E’ la politica che mobilita il capitale che va decostruita, la politica dell’erquivalenza e dell’indifferenza. Eppure, è possibile, che all’opposto di questo grande discorso di “positività”, si dia uno di negatività, del male. Questa negatività, secondo J L Nancy richiama con urgenza alla rivalutazione del “comunismo” in quanto verità della democrazia. “poiché nulla è più comune della nostra comune polvere alla quale siamo promessi”. Comunismo e morte. Comunismo contro la pulsione di morte della nostra civiltà , che è pulsione di “reificazione”, “cosalità” la quale rimanda non già al fatto che “dio è morto”, ma al fatto che la morte diventa il nostro dio. Democrazia allora, rispetto alla “codificazione” significa che vale solamente l’esistenza condivisa in quanto si espone alla sua assenza di senso ultimo come al proprio autentico- e infinito- essere.
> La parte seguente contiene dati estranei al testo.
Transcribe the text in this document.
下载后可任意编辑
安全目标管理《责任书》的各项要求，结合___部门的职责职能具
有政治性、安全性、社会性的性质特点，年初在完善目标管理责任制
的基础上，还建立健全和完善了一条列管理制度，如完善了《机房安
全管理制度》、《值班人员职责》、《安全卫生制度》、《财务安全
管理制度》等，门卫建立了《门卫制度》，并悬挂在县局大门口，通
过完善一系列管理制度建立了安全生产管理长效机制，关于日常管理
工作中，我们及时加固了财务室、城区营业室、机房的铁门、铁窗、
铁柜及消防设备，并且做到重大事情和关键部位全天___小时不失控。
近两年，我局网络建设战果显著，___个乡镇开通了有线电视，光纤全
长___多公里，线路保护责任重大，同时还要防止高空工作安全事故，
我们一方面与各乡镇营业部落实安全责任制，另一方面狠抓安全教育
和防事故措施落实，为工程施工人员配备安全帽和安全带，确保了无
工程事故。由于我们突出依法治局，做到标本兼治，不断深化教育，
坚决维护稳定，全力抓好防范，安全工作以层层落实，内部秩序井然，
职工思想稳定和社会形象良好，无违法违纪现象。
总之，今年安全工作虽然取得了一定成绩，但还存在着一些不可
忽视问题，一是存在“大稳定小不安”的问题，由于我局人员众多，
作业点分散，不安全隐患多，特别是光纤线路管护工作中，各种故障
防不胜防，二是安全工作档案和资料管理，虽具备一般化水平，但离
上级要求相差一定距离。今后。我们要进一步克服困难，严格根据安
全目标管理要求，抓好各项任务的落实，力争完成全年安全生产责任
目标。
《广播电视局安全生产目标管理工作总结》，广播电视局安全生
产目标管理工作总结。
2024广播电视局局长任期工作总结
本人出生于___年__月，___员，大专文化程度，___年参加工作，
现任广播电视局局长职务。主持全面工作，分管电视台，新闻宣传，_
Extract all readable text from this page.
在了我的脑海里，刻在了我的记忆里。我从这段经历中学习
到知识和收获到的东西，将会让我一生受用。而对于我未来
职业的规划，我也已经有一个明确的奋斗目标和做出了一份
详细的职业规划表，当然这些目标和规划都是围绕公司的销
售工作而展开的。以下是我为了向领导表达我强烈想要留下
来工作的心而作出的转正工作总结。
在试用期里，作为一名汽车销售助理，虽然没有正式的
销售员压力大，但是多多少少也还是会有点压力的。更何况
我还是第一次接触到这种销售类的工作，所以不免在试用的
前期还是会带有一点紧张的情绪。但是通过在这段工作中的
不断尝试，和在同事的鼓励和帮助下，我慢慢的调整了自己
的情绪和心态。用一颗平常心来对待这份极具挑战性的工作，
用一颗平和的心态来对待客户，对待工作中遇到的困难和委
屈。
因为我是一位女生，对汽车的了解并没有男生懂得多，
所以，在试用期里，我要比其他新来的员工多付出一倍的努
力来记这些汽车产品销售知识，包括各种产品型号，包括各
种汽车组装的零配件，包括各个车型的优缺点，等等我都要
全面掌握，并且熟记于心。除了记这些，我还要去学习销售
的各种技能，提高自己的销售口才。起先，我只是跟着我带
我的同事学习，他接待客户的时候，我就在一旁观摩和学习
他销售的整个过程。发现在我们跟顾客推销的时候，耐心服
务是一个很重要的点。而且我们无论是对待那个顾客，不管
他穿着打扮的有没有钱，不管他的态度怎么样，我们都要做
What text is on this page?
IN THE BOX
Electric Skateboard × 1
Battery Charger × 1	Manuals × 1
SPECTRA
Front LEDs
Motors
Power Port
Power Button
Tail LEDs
Democrazia è dunque anarchia, non nel senso che non c’è più potere , ma nel senso che il potere si da nella possibilità di dare scacco al potere. Si tratta allora di una “prassi” Entrare in questo modo di pensare è già un agire. Una prassi in cui si “produce” un soggetto trasformato piuttosto che un prodotto conforme, un soggetto infinito piuttosto che un oggetto finito. J L Nancy conclude il suo “saggio” con queste parole: “la democrazia è……un regime…che impegna interamente l’uomo in quanto rischio e scommessa in se stesso, “danzatore al di sopra dell’abisso” per dirla in termini nietzscheani…..la democrazia è aristocrazia egualitaria….” Ultimo esempio; la salute. Essa è incalcolabile, non è il rovescio di malattia. Né di dominio passivo della medicina. Una politica della salute risponde a dei canoni, a dei calcoli. Una salute è un pensiero, un modo di afferrare la vita, una metafisica, non una politica. Così la democrazia è prima una metafisica eppoi una politica. Infine: il principio della democrazia è che “ritrae dall’ordinamento dello stato- senza pregiudizio delle proprie funzioni l’assunzione degli obbiettivi dell’uomo, della esistenza comune e singolare”.